Train Matchbox Recommender
Trains a Bayesian recommender using the Matchbox algorithm
Category: Machine Learning / Train
Applies to: Machine Learning Studio
This content pertains only to Studio. Similar drag and drop modules have been added to the visual interface in Machine Learning service. Learn more in this article comparing the two versions.
This article describes how to use the Train Matchbox Recommender module in Azure Machine Learning Studio, to train a recommendation model.
The recommendation algorithm in Azure Machine Learning is based on the Matchbox model, developed by Microsoft Research. To download a paper that describes the algorithm in detail, click this link on the Microsoft Research site.
The Train Matchbox Recommender module reads a dataset of user-item-rating triples and, optionally, some user and item features.

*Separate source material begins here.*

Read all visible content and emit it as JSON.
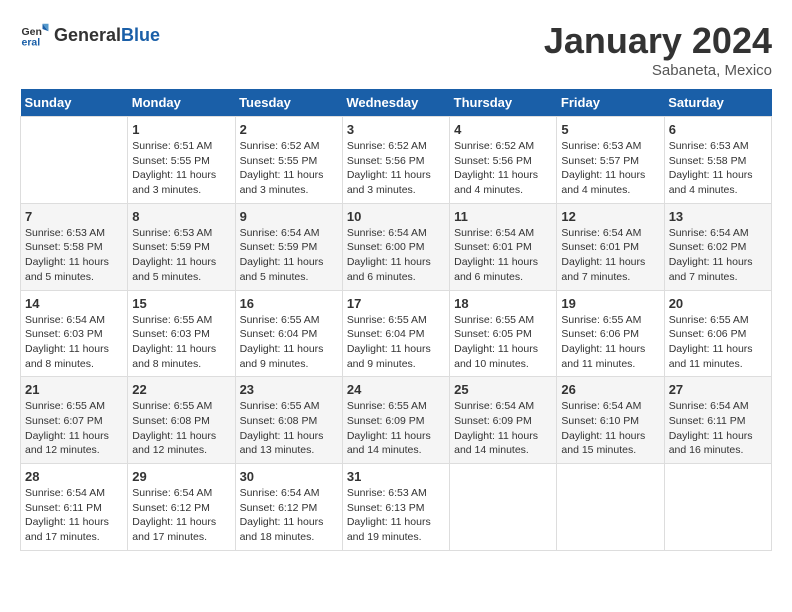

It returns a trained Matchbox recommender. You can then use the trained model to generate recommendations, find related users, or find related items, by using the Score Matchbox Recommender module.
Learn everything you need to know about the end-to-end experience of building a recommendation system in this tutorial from the .NET development team. Includes sample code and discussion of how to call Azure Machine Learning from an application.
More about recommendation models and the Matchbox recommender
The main aim of a recommendation system is to recommend one or more items to users of the system. Examples of an item could be a movie, restaurant, book, or song. A user could be a person, group of persons, or other entity with item preferences.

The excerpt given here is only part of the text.